Based on the above experimental results, it can be concluded that the LSTM+AM model proposed in this paper achieves the best results. To further demonstrate the effectiveness of our model, we compared with other two deep learning algorithms: (1) using classical Multi-Layer Perception (MLP); (2) using LSTM without AM. The results are shown in Table 7.

Table 7. Comparison between other DL methods

From Table 7, we know that our method achieves the highest accuracy of 96.2%. The LSTM method is followed by an accuracy of 93.3%, and the accuracy of MLP is only 90.5%. The results show that: (1) LSTM method can indeed learn the previous network traffic information, and can effectively combine the characteristics of historical traffics to make classification. It can achieve better results than the classical multi-layer neural network; (2) AM can focus on those more valuable network traffics, which can help LSTM achieve better classification results.

5 Related Work

We summarized the related work of network anomaly detection into four parts [3].

  • Statistical: Kruegel et al. [16] introduced a statistical intrusion detection scheme based on Bayesian network, which significantly reduces false alarm rate. Wang et al. [17] presented a payload-based anomaly detector called PAYL for intrusion detection. PAYL can model the normal application payload of network traffic in a fully automated, unsupervised and very efficient manner.

  • Rule-based: Snort [18] is an open source network anomaly detection system (NIDS), which can analyze and record network data packets in real time.
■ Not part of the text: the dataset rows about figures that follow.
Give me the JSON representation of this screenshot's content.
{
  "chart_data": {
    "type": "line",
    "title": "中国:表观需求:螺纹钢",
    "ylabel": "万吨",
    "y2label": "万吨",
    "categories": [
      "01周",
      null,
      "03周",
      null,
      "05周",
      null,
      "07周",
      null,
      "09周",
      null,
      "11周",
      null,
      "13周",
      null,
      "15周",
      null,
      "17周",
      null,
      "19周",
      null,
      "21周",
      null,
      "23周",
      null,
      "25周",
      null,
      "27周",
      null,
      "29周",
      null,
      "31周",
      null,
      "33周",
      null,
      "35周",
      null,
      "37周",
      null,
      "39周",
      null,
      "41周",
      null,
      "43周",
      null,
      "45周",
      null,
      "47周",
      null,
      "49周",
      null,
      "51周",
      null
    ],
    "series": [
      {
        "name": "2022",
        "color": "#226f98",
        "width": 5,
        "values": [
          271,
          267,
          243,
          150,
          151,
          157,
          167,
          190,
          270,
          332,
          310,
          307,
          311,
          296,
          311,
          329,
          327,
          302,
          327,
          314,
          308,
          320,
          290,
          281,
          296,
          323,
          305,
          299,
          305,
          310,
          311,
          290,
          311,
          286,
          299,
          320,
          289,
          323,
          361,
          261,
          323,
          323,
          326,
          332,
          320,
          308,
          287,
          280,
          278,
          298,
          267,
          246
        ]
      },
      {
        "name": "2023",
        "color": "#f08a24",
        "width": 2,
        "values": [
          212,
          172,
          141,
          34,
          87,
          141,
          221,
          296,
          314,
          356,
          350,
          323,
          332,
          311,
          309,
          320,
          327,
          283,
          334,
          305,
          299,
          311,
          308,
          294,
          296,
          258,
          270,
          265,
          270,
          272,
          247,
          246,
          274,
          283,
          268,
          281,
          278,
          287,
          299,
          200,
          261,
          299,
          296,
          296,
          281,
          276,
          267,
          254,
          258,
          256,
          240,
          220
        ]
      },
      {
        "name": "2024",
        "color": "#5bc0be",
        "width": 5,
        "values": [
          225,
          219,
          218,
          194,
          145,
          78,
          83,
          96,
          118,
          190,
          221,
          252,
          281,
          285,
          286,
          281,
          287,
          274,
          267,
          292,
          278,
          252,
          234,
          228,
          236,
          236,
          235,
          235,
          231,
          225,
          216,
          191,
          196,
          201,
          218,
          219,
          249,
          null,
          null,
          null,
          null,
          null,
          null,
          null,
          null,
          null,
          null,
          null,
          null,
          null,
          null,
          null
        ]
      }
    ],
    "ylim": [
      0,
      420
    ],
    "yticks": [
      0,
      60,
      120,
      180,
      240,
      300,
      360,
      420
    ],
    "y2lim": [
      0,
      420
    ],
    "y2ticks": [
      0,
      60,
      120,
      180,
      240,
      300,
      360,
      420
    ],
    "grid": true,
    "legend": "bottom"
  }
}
Users can discover various network attacks by performing protocol analysis, content search and matching. Scheirer et al. [19] reported a scheme that consider both syntax and semantics based approaches for dynamic network intrusion detection.

  • Machine Learning: Boosting Trees (BT) has evolved from the application of boosting methods to Regression Trees, and has been successfully used in many IDS [20] [21]. An intrusion detection system using support vector machine (SVM) and feature selection method is proposed in [22].

  • Deep Learing: Aksu et al. [5] compared the classification results of SVM and deep learning, and the results show that the deep learning method performs better. Zhu et al. used Convolutional Neural Network to study the network traffics classification issue, but the accuracy obtained by the experiment is not high so it lacks practicality.

6 Conclusion

This paper proposes a dynamic network anomaly detection system using deep learning method. We use LSTM to build the neural network model and incorporate attention mechanism to deal with time-correlated network traffic’s classification issues. In order to solve the class-imbalance problem, we used the up to date dataset CSE-CIC-2018 to conduct our experiments, and used the SMOTE algorithm as well as the improved loss function to optimize the training process. The experimental results show that our optimization plays a very significant role. The final trained model achieved a very good result in traffic classification. The overall Accuracy of the system reached 96.2%, and the Recall rate of 6 categories reached 98%. We also compared our method with traditional machine learning methods and other deep learning approaches, and our model achieved the best results.

In the future, we are planning to use the raw data of network traffics so that deep neural networks can automatically learn their features instead of using the artificially extracted features, which can stimulate the maximum potential of neural networks.